然後蝴蝶一般,輕快地從車裏溜走,讓謝執想逮都逮不到。
等到謝執的馬車完全消失不見,陸綰寧這才用帕子一點點擦拭著嘴角的唇脂。
她想起今早六郎穿的那身官袍。
心頭有淺淺的疑惑。
六郎不是被貶了嗎?
怎麽還穿那身衣服?
難道是新的官袍還沒下來?
還是說,自己昨日聽話沒聽全。
其實是誤會,誤會已經解開了,六郎又官複原職了?
倒也有可能……
想到此陸綰寧決定今日再去大理寺門外哨探哨探。
當然,這件事不能帶青桃,帶青桃的話,就太明顯了。
她也不能這樣大大咧咧地去。
一番喬裝打扮,陸綰寧從一個妙齡少女變成了年過半百的老嫗。
任是誰從她麵前經過,都不會覺得她和陸綰寧有半毛錢關係。
坐在大理寺門前的茶攤上。
往來的人很多。
各種八卦消息不斷入耳。
什麽張三背著他老婆和李四的老婆睡一起,被回家的李四捉個正著,李四一怒之下跺了張三的**,張三媳婦將李四和李四媳婦告上公堂……
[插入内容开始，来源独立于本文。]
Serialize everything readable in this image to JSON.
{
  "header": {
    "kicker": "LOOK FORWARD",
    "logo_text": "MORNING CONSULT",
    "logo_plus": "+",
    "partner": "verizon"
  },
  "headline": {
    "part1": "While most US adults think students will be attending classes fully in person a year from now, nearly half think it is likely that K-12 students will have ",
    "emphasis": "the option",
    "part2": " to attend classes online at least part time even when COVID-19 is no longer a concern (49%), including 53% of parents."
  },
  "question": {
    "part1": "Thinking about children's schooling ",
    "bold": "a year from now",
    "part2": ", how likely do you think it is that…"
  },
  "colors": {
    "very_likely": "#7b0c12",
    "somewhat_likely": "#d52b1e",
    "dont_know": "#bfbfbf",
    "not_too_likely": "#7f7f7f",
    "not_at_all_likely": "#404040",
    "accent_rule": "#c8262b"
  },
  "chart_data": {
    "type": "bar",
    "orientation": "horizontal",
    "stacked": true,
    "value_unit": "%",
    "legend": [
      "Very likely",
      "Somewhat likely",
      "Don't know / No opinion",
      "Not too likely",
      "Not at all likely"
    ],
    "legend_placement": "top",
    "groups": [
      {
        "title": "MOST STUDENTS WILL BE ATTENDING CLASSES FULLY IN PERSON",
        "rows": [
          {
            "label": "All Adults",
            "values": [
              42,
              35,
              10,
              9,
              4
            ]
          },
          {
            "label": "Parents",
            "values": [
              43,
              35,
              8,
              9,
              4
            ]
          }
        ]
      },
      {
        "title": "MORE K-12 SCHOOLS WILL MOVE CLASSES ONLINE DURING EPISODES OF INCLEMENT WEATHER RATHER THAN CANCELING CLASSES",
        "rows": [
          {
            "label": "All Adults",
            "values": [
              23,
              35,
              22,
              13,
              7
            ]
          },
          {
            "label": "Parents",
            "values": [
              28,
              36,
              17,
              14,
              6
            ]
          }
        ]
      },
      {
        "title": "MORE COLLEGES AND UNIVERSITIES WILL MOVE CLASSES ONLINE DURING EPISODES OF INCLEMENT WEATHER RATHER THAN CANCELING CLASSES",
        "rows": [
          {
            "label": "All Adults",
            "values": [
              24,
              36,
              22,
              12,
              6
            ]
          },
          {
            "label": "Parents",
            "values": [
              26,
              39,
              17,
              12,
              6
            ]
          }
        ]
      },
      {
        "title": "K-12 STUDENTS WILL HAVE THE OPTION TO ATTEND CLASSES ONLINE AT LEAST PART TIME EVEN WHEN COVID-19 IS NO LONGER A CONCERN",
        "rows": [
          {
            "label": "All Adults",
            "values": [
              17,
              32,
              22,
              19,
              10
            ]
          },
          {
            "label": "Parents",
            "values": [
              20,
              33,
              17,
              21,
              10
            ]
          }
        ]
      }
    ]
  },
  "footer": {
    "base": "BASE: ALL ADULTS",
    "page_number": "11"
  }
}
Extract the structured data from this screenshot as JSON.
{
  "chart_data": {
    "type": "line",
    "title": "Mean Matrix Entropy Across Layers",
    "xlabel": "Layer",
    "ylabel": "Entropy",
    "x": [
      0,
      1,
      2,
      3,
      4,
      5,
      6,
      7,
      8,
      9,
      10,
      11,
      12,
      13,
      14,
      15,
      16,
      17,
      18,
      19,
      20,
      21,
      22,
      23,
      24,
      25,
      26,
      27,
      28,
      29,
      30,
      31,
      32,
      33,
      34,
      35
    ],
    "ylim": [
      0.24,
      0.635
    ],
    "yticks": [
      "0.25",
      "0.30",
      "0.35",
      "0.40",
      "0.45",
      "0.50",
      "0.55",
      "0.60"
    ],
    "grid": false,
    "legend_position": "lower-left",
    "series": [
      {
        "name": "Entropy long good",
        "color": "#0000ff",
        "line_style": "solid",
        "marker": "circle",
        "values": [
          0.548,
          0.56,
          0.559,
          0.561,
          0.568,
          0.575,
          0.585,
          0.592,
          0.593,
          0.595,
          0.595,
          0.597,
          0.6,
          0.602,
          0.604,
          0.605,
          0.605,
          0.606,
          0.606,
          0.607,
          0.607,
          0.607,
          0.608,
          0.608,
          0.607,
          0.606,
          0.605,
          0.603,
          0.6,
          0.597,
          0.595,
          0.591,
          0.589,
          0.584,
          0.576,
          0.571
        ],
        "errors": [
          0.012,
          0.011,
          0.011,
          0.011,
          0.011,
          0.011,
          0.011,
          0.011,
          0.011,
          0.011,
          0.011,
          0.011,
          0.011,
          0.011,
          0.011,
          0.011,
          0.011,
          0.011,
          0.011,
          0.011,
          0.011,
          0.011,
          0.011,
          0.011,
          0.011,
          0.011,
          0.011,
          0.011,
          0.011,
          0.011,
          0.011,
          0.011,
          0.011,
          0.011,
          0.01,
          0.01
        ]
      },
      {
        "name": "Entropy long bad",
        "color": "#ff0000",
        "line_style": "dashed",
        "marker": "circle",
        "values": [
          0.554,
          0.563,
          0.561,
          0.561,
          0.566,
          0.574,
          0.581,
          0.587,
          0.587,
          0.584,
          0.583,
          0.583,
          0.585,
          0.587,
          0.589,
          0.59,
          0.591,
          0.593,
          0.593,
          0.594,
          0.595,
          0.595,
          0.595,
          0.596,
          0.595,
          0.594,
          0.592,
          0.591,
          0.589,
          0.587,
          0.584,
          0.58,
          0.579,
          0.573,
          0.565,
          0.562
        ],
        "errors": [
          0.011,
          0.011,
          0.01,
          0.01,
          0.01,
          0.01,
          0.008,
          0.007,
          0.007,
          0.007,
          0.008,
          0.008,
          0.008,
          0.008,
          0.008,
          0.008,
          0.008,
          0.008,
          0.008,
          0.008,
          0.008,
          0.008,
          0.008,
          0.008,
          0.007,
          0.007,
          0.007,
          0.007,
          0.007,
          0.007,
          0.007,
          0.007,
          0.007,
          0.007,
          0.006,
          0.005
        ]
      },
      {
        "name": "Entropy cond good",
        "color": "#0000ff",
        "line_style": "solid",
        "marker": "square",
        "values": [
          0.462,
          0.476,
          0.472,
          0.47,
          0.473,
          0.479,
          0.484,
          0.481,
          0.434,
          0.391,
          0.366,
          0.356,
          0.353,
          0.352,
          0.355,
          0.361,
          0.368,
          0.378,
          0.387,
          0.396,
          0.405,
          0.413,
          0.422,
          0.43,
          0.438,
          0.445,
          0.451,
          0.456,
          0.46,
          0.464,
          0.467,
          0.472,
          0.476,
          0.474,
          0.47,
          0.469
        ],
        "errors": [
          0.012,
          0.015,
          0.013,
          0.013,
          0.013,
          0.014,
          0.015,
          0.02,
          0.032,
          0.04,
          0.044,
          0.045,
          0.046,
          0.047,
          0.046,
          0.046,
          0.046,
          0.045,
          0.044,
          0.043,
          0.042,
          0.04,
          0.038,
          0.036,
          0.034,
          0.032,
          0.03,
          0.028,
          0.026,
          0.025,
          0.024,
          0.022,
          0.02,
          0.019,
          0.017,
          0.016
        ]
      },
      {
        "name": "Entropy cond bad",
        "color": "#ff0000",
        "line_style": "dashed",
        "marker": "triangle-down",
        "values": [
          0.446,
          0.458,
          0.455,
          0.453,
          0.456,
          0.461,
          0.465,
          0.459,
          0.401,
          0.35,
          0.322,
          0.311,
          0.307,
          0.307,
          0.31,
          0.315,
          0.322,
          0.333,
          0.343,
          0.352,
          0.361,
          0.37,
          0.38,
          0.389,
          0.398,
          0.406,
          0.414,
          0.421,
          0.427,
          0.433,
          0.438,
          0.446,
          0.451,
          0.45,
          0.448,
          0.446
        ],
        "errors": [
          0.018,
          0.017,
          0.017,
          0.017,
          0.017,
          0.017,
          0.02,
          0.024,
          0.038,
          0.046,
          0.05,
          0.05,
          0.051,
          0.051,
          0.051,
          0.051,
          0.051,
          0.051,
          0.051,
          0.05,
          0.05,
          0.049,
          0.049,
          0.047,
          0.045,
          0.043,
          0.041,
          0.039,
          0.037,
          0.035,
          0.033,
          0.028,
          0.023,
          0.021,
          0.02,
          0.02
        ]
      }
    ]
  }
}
什麽王五老婆偷人,不慎被孀居婆婆發現,三人行後,婆婆懷孕……
陸綰寧聽著這些老掉牙的八卦消息,懶懶打了個哈欠。
就這?
還沒她在揚州城聽到的一半刺激。
眼看著太陽越來越大,陸綰寧倏然見到衙門裏壓著一個犯人走出。
他手腳皆戴著鐐銬,衣衫上也有血跡,可他的脊背沒被笨重的鐐銬壓彎,反而挺拔如翠竹,那雙眉眼更是清冷至極。